This proof follows the outline of
[E.2.1, Theorem 9.3a] closely; see also
[E.2.1, Theorem 9.2]. First we will come up with a way to write a partial
product as a specific sum. Then we will use this to get a precise error between partial products and the infinite sum, and finally bound said error by something going to zero, the final step of which we separate out as an independent claim.
We will begin with the identity we already know as defining
\(\mu\) in
Definition 23.1.1:
\begin{equation*}
\sum_{d\mid n}\frac{\mu(d)}{d}=\prod_{p\mid n}(1-p^{-1})\text{.}
\end{equation*}
Assuming we multiply these products out through the \(k\)th prime, we get
\begin{equation*}
\prod_{i=1}^k \left(1-\frac{1}{p_i}\right)=
\end{equation*}
\begin{equation*}
1-\frac{1}{p_1}-\frac{1}{p_2}-\cdots +\frac{1}{p_1 p_2}+\frac{1}{p_1 p_3}+\cdots -\frac{1}{p_1 p_2 p_3}-\frac{1}{p_1 p_2 p_4}-\cdots =
\end{equation*}
\begin{equation*}
\sum_{\substack{n\text{ squarefree}\\\text{ only }p_i\mid n,\; 1\leq i\leq k}}\frac{\mu(n)}{n}\text{.}
\end{equation*}
This certainly suggests the entire fact is true.

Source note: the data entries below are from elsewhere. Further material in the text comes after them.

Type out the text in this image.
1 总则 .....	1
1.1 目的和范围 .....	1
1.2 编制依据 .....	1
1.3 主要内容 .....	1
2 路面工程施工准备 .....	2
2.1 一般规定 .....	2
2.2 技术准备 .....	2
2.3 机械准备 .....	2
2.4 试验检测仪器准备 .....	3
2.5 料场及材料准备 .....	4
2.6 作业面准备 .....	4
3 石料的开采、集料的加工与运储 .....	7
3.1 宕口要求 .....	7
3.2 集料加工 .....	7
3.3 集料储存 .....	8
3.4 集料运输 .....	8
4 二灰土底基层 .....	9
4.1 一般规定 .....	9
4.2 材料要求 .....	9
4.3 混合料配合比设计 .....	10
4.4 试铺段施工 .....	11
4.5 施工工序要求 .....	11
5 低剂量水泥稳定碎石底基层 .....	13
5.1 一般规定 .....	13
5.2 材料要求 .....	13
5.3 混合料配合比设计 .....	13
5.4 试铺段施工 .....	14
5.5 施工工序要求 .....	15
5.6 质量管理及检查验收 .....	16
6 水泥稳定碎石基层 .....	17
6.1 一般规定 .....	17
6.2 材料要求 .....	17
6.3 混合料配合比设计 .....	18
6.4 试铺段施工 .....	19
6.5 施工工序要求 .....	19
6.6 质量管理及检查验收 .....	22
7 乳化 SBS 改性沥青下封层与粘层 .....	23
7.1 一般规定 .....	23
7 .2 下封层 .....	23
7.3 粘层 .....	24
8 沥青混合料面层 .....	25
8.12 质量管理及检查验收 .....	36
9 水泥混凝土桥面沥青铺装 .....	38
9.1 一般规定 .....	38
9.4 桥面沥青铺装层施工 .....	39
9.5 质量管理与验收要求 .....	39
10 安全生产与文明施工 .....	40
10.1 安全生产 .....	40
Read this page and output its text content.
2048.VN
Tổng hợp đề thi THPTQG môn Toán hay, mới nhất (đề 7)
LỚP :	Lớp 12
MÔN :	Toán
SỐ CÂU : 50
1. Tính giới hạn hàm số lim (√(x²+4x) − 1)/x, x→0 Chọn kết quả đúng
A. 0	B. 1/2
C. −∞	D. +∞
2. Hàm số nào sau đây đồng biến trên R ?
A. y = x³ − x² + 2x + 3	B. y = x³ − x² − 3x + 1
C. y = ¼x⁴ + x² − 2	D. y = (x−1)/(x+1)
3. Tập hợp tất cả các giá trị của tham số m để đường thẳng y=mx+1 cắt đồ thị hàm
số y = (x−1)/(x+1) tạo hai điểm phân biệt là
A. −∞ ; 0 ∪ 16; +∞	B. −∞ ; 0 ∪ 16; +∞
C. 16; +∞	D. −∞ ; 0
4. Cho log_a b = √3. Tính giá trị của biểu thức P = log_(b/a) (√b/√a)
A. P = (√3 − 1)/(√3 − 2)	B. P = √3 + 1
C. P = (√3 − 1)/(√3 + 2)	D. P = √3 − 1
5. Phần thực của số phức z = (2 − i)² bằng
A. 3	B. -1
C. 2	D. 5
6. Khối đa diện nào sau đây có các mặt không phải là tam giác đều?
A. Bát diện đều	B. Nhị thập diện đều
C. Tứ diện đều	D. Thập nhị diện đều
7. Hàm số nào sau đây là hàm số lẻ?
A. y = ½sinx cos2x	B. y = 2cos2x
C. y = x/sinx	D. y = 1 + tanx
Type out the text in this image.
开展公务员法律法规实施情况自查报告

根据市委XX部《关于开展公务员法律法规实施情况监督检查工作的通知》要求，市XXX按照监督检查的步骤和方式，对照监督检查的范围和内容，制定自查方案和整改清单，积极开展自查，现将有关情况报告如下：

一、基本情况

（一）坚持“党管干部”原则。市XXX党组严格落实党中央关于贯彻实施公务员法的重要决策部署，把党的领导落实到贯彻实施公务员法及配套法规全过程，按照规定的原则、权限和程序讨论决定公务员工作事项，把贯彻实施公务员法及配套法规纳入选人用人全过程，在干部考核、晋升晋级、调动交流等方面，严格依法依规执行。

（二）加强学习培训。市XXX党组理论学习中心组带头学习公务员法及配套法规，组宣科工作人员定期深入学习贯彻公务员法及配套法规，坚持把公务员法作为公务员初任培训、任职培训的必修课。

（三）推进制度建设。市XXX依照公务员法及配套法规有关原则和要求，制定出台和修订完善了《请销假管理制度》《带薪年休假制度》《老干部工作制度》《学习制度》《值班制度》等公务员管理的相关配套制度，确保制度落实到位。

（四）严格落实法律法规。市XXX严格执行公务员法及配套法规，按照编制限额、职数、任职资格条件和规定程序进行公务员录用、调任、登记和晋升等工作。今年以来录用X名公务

Next, let’s introduce the set
\begin{equation*}
A_k=\{n \mid n=p_1^{e_1}p_2^{e_2}\cdots p_k^{e_k},e_i\geq 0\}
\end{equation*}
This is the set of all integers built out of the first \(k\) primes. Since \(\mu(n)=0\) unless it has no higher prime powers, then in this notation the big right hand side sum is equal to
\begin{equation*}
\prod_{i=1}^k \left(1-\frac{1}{p_i}\right)=\sum_{\substack{n\text{ squarefree}\\\text{ only }p_i\mid n,\; 1\leq i\leq k}}\frac{\mu(n)}{n}=\sum_{n\in A_k}\frac{\mu(n)}{n}\text{.}
\end{equation*}
\begin{equation*}
\prod_{i=1}^k (1-p_i^{-s})=\sum_{n\in A_k}\frac{\mu(n)}{n^s}\text{.}
\end{equation*}
Our next step is to get a bound on the difference between the infinite product and infinite series,
\begin{equation*}
\prod_{i=1}^k (1-p_i^{-s})-\sum_{n=1}^{\infty}\frac{\mu(n)}{n^s}
\end{equation*}
By the work we just did, this is \(\sum_{n\notin A_k}\frac{\mu(n)}{n^s}\text{.}\) This is the difference between the infinite sum and the partial product through the \(k\)th prime. Further, we know this error is finite for any given allowable \(s\text{,}\) because it’s bounded by \(\pm\zeta\text{,}\) and \(\zeta\) converges absolutely for \(s>1\) (recall the comparison test for infinite series).
Let’s put absolute values on this error bound:
\begin{equation*}
\left| \prod_{i=1}^k (1-p_i^{-s})-\sum_{n=1}^{\infty}\frac{\mu(n)}{n^s}\right|=\left|\sum_{n\notin A_k}\frac{\mu(n)}{n^s}\right|
\end{equation*}
To get a more explicit bound, we now deduce that any
\(n\notin A_k\) must be
\(n>p_k\text{,}\) since
\(n\) cannot have any of the first
\(k\) primes as factors. Armed with this, the following
Claim 24.5.6 will finish the proof:
\begin{equation*}
\left|\sum_{n\notin A_k}\frac{\mu(n)}{n^s}\right|\leq \sum_{n>p_k}\frac{1}{n^s}
\end{equation*}
The latter error \(\sum_{n>p_k}\frac{1}{n^s}\) must go to zero as \(k\to \infty\text{,}\) since this is the tail of a convergent infinite series. That means that the partial products converge to the series; we know that is finite, so everything converges and we have our Euler product for this Dirichlet series!